A worker operates machinery during the opening of a steel roof factory in July 2014. Pha Lina

Deeper economy drives growth

The Ministry of Economy and Finance projects that Cambodia’s economy will remain robust for the rest of this year with a growth rate of 7 per cent despite global economic uncertainty, driven largely by the growth of the garment and service sectors.

The announcement came with the publication of a mid-year assessment of Cambodia’s macroeconomic outlook yesterday, which reported that the Kingdom’s industrial and services sectors are expected to expand by 11.4 per cent and 6.7 per cent in 2016, respectively. By contrast, the agricultural sector is projected to grow by just 0.5 per cent.

Vongsey Vissoth, secretary of state of Ministry of Economy and Finance (MEF), said that strong growth in garments and services would likely offset the Kingdom’s low agricultural performance, enabling economic stability over the medium term.

However, while he applauded the economy’s achievements, he said that policymakers need to tread cautiously due to the external risk factors such as China’s slowdown and unforeseen consequences of Brexit.

“Our airplane is still flying smoothly in 2016 and 2017, but sometimes we will meet turbulence, so we need to wear our seatbelts properly to avoid any injuries,” he said.

For garments, Vissoth highlighted that the strong growth of raw material imports was a sign that the sector was healthy, and that economic indicators showed that the country’s largest industrial engine was gradually moving up the value-added chain and producing higher-end goods.

According to the ministry’s report, garment and footwear exports for the first half of this year were valued at $3.49 billion, a 10.7 per cent increase from the $3.15 billion recorded during the same period last year.

The report warned that both tourism and foreign direct investment (FDI) were less buoyant, noting that for tourism, Myanmar was becoming a key competitor, while China’s slowdown would subdue arrivals to the Kingdom. Meanwhile, the economic slowdown in “China and subpar economic growth in many other [Asian countries] are likely to keep a lid on FDI inflows to Cambodia,” the report said.

The MEF also highlighted the role of strong revenue collection during the first half of this year through more stringent customs and taxation regimes. Cambodia collected $888 million in customs tax this year, and increase of 27 per cent, while additional tax revenue increased to over $825 million, a 17 per cent increase from 2015.

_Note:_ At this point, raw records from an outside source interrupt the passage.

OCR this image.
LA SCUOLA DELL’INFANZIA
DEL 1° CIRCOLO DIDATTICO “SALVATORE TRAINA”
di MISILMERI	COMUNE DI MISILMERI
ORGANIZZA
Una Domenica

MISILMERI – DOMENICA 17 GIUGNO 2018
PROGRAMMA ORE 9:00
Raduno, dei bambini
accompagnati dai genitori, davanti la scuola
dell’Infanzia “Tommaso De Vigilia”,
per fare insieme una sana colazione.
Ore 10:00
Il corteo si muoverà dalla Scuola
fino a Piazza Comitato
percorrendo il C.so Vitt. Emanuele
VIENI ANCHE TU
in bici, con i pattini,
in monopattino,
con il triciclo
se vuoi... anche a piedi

Kung Phoak, co-founder and president of Cambodia Institute for Strategic Studies (CISS), said that on a macro level, a continuing slowdown in agriculture should not be a concern as the economy has become increasingly dependent on a diversified industrial sector. However, he warned that the government cannot forsake agriculture and needs to increase production through mechanisation.

“We cannot give up on the agricultural sector to develop the country,” he said. “It is still very important for our economy and benefits rural people directly.”

Chan Sophal, director at the Centre for Policy Studies, said that while the report provided a good indication of the current macro-economic conditions, and that 7 per cent was a suitable figure for GDP growth, policymakers need to tackle the growing disparity in wealth and make economic growth more inclusive.

“In the country as whole, some people see a lot of prosperity while some see just a small amount, and by counting the average we can see that the economy is increasing,” he said. “Some farmers complain that they are not getting richer, only poorer, and that they need the government to ensure the agricultural markets.”

This version corrects an earlier error in the first-half figures for customs and tax revenue.